Als Prinz ist Shuna dazu bestimmt, eines Tages das Königsreich seines Vaters zu übernehmen. Dabei weiß niemand, wie lange es dieses wohl noch geben wird. Seit Längerem ist dieses völlig verarmt. Vor allem aber die schwierige Versorgung mit Nahrung macht ihnen Sorge: Die kargen Böden werfen wenig ab, nur mit Mühe und Not können sie darauf Getreide anbauen. Als Shuna von einem Reisenden erfährt, dass es in einem weit entfernten Land im Westen eine Getreidesorte geben soll, mit der all ihre Probleme gelöst werden, macht er sich gemeinsam mit seinem treuen Tier Jakkul auf den Weg. Dabei ist die Reise nicht nur lang und beschwerlich, sondern auch mit zahlreichen Gefahren verbunden. Schließlich trifft er unterwegs noch andere Völker, die um ihr Überleben kämpfen – und dabei auch schon mal über Leichen gehen …

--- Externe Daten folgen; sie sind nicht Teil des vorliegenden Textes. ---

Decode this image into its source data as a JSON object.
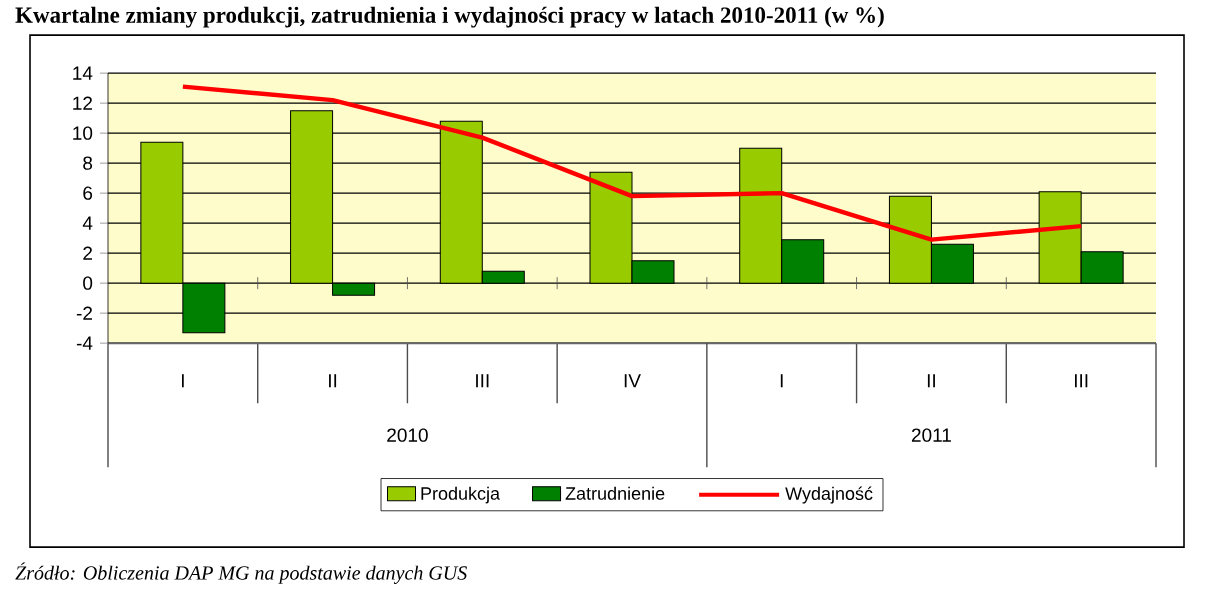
{
  "chart_data": {
    "type": "bar",
    "title": "Kwartalne zmiany produkcji, zatrudnienia i wydajności pracy w latach 2010-2011 (w %)",
    "categories": [
      "I",
      "II",
      "III",
      "IV",
      "I",
      "II",
      "III"
    ],
    "series": [
      {
        "name": "Produkcja",
        "color": "#99cc00",
        "values": [
          9.4,
          11.5,
          10.8,
          7.4,
          9.0,
          5.8,
          6.1
        ]
      },
      {
        "name": "Zatrudnienie",
        "color": "#008000",
        "values": [
          -3.3,
          -0.8,
          0.8,
          1.5,
          2.9,
          2.6,
          2.1
        ]
      },
      {
        "name": "Wydajność",
        "type": "line",
        "color": "#ff0000",
        "values": [
          13.1,
          12.2,
          9.7,
          5.8,
          6.0,
          2.9,
          3.8
        ]
      }
    ],
    "ylim": [
      -4,
      14
    ],
    "yticks": [
      -4,
      -2,
      0,
      2,
      4,
      6,
      8,
      10,
      12,
      14
    ],
    "grid": "y",
    "legend": "bottom",
    "marker": "none",
    "line_style": "solid",
    "annotations": [
      "2010",
      "2011",
      "Źródło: Obliczenia DAP MG na podstawie danych GUS"
    ]
  }
}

Frühwerk von Hayao Miyazaki
2023 ist ein wunderbares Jahr für Fans von Hayao Miyazaki. Nicht nur dass der Studio Ghibli Altmeister des Animes seinen lang erwarteten neuen Film Der Junge und der Reiher fertiggestellt hat. Es kommen zudem mehrere ältere Werke von ihm erstmal nach Deutschland. Da ist einerseits seine Serie Future Boy Conan aus dem Jahr 1978, bei dem er von einem Junge in einer postapokalyptischen Welt erzählte, der zusammen mit einem Mädchen ein großes Abenteuer erlebt. Hinzu kommt mit Shunas Reise ein früher Manga von ihm. In der Hinsicht gibt es viel Nachholbedarf. Abgesehen von Nausicaä und das Tal der Winde, welches auch die Vorlage für seinen gleichnamigen Film wurde, ist noch immer nichts erschienen. Umso schöner ist, dass zum Jubiläum doch noch Shuna bei uns auftaucht: 40 Jahre haben wir hierzulande warten müssen, bis das Werk seinen Weg zu uns gefunden hat.

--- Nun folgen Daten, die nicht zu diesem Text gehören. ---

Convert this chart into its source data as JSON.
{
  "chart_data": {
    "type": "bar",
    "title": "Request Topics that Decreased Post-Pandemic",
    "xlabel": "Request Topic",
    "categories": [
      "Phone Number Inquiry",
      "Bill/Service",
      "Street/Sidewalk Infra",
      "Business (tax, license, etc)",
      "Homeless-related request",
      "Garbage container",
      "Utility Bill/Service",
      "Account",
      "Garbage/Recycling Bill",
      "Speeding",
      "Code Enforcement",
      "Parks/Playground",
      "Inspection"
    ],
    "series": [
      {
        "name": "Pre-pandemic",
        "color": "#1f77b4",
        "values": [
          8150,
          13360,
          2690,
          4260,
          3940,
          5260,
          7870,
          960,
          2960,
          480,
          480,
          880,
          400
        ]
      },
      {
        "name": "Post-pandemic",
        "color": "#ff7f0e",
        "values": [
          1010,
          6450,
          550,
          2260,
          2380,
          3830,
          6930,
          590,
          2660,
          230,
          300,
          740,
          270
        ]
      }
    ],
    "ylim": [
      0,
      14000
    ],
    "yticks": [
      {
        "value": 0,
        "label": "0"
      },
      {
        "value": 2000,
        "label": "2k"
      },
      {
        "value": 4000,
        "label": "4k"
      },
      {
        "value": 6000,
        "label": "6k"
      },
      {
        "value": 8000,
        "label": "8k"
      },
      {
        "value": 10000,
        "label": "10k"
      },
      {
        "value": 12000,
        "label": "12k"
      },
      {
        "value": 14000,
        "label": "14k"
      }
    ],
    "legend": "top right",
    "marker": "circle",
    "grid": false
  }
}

Der Manga ist dabei unverkennbar eine Arbeit von Miyazaki. So sind die Designs sehr typisch, auf den ersten Blick erkennt man, dass dies seine Bilder sind. Aber auch inhaltlich finden sich zahlreiche Parallelen. Da gibt es pazifistische Grundaufsage, gekoppelt mit der Faszination für eine große Welt. Zu Beginn ist diese noch ziemlich realistisch gehalten. Von Jakkul einmal abgesehen, das an einen Hirsch erinnert, ist das nichts, was auf eine Fantasy-Welt schließen lässt. Auch im Mittelteil, wenn es in Shunas Reise unter anderem um das Thema Menschenhandel geht, ist die Geschichte nah an unserer Realität. Erst im letzten Drittel, wenn Shuna das lang gesuchte fremde Land entdeckt und damit die dort lebenden Wesen, wird es sehr fantastisch. Es hat auch etwas Surreales an sich, die Ereignisse verweigern jeglicher Naturgesetze und gleichen mehr einem Traum.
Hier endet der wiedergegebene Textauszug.